L’entraîneur de l'OM est à la recherche d ' un nouvel attaquant et est informé de l'existence d'un extraordinaire jeune Irakien.

Il prend donc l'avion pour Bagdad et assiste à un match du jeune prodige.

Il est subjugué par ce qu'il voit et s'arrange pour que la future superstar déménage à Marseille.­­­



Deux mois plus tard, en championnat le PSG mène 2 - 0 contre l'OM et il ne reste plus que dix minutes à jouer.
Il décide alors de faire entrer sa nouvelle recrue.
­
Le jeune marque 3 buts et donne la victoire à l'OM Les supporters pleurent de joie.



Les joueurs et l'entraineur se jettent sur lui pour l'embrasser.



Lorsqu'il rentre aux vestiaires, il appelle sa mère pour partager sa joie.



- « Salut M'man, tu ne devineras jamais quoi ! en moins de dix minutes, j'ai marqué 3 buts et on a gagné. Tout le monde est fou, même la Presse est dingue de moi !"



- « Comme je suis contente pour toi, mon fils. »

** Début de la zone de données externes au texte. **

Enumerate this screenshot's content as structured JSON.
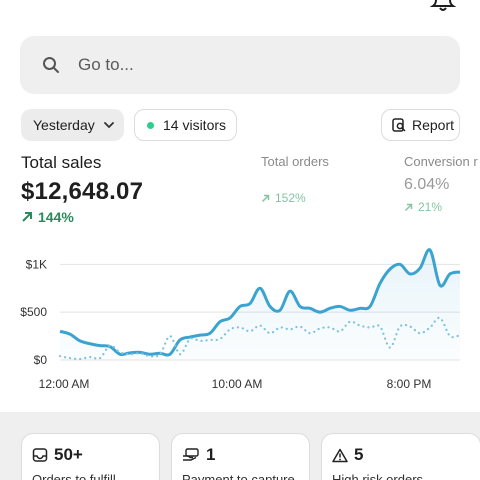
{
  "header": {
    "bell_icon": "bell-icon"
  },
  "search": {
    "placeholder": "Go to...",
    "icon": "search-icon"
  },
  "filters": {
    "date_label": "Yesterday",
    "visitors_label": "14 visitors",
    "report_label": "Report"
  },
  "metrics": {
    "total_sales": {
      "label": "Total sales",
      "value": "$12,648.07",
      "change": "144%"
    },
    "total_orders": {
      "label": "Total orders",
      "value": "",
      "change": "152%"
    },
    "conversion": {
      "label": "Conversion r",
      "value": "6.04%",
      "change": "21%"
    }
  },
  "chart_data": {
    "type": "line",
    "title": "",
    "xlabel": "",
    "ylabel": "",
    "x_ticks": [
      "12:00 AM",
      "10:00 AM",
      "8:00 PM"
    ],
    "y_ticks": [
      "$0",
      "$500",
      "$1K"
    ],
    "ylim": [
      0,
      1150
    ],
    "grid": true,
    "legend": "none",
    "colors": {
      "current": "#3aa3cf",
      "comparison": "#7cc3df"
    },
    "series": [
      {
        "style": "solid",
        "values": [
          300,
          270,
          200,
          170,
          150,
          140,
          60,
          75,
          80,
          60,
          70,
          60,
          210,
          240,
          260,
          280,
          400,
          440,
          560,
          590,
          750,
          560,
          520,
          720,
          560,
          540,
          500,
          540,
          560,
          520,
          540,
          560,
          800,
          950,
          1000,
          900,
          960,
          1150,
          780,
          900,
          920
        ]
      },
      {
        "style": "dotted",
        "values": [
          40,
          20,
          10,
          30,
          20,
          150,
          80,
          60,
          70,
          40,
          60,
          250,
          60,
          220,
          200,
          210,
          220,
          320,
          340,
          300,
          360,
          280,
          340,
          320,
          350,
          280,
          330,
          340,
          300,
          400,
          360,
          340,
          350,
          130,
          350,
          350,
          280,
          340,
          440,
          250,
          260
        ]
      }
    ]
  },
  "cards": [
    {
      "value": "50+",
      "label": "Orders to fulfill",
      "icon": "inbox-icon"
    },
    {
      "value": "1",
      "label": "Payment to capture",
      "icon": "payment-hand-icon"
    },
    {
      "value": "5",
      "label": "High risk orders",
      "icon": "warning-icon"
    }
  ]
}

- «Et toi, maman, comment ça va ?

- « Mal mon fils ! Ton père vient juste de se faire tirer dessus en pleine rue : il est aux urgences. Ta sœur a été violée à l'école, et ton jeune frère a été arrêté avec un copain : il conduisait une voiture volée…»



Le jeune joueur se sent subitement très embarrassé.



- « Je ne sais pas quoi te dire M'man, j'suis désolé. »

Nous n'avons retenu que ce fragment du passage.